A report published by the European Commission shows an 18% increase in the amount of victims of human trafficking in the EU between 2008 and 2010. Whilst the number of victims has increased, convictions of traffickers have decreased by 13% over the same period.

Most victims detected in EU Member States are EU citizens, mainly from Romania and Bulgaria. Of the victims bearing citizenship outside of the EU Member States, most are from Nigeria and China.

The majority of the identified and presumed victims are trafficked for sexual exploitation (62%). 25% are trafficked for the purposes of forced labour and 14% for other forms of exploitation, such as forced begging or the removal of organs. Women remain the largest group of victims of trafficking in human beings (68%), followed by men (17%), girls (12%) and boys (3%).

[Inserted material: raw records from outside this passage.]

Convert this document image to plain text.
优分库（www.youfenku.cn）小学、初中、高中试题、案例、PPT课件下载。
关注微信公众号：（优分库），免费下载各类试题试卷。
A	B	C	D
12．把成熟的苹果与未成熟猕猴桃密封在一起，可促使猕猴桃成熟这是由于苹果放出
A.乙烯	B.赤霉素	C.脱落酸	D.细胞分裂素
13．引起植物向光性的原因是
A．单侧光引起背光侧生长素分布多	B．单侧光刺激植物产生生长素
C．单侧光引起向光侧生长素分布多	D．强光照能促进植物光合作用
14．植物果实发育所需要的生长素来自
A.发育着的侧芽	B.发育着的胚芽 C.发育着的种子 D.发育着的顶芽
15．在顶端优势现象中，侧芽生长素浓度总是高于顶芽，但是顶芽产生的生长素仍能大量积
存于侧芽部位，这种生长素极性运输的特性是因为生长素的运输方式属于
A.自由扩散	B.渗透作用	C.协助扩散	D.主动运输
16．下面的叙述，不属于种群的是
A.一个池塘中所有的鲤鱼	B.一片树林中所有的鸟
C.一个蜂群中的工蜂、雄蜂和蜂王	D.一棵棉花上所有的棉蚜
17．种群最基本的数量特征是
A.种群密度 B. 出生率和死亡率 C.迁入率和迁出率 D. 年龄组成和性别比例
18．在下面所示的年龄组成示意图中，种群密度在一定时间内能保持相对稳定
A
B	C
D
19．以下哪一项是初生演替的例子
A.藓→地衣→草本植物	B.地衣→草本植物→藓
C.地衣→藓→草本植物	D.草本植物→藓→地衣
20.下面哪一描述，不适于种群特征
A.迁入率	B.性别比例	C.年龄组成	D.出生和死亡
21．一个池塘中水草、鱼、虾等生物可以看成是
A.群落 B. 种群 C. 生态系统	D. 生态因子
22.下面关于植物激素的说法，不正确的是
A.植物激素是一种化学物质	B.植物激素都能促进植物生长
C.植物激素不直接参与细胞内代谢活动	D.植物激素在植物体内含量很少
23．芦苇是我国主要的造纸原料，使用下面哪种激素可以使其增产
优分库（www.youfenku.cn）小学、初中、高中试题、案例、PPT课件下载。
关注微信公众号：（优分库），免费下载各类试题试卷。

Only six out of the 27 EU Member States, have fully transposed the EU Anti-Trafficking Directive with the deadline having expired on 6 April 2013. EU Commissioner for Home Affairs Cecilia Malmström urged Member States  to implement the EU anti-trafficking legislation, “Today’s statistics from the European Commission show how urgent it is that each EU country implements the new EU trafficking legislation, and prioritises investigations and legal action against these crimes. With the new legislation, courts all over Europe will judge crimes relating to human trafficking as equally severe, and EU countries will provide proper support to those who have being suffering from this horrendous crime. That would be a strong and clear signal to victims that we will not let their suffering continue”.

In addition to the Anti-Trafficking Directive, the European Commission had proposed measures that complement legislation, which are to be implemented over 2012-2016.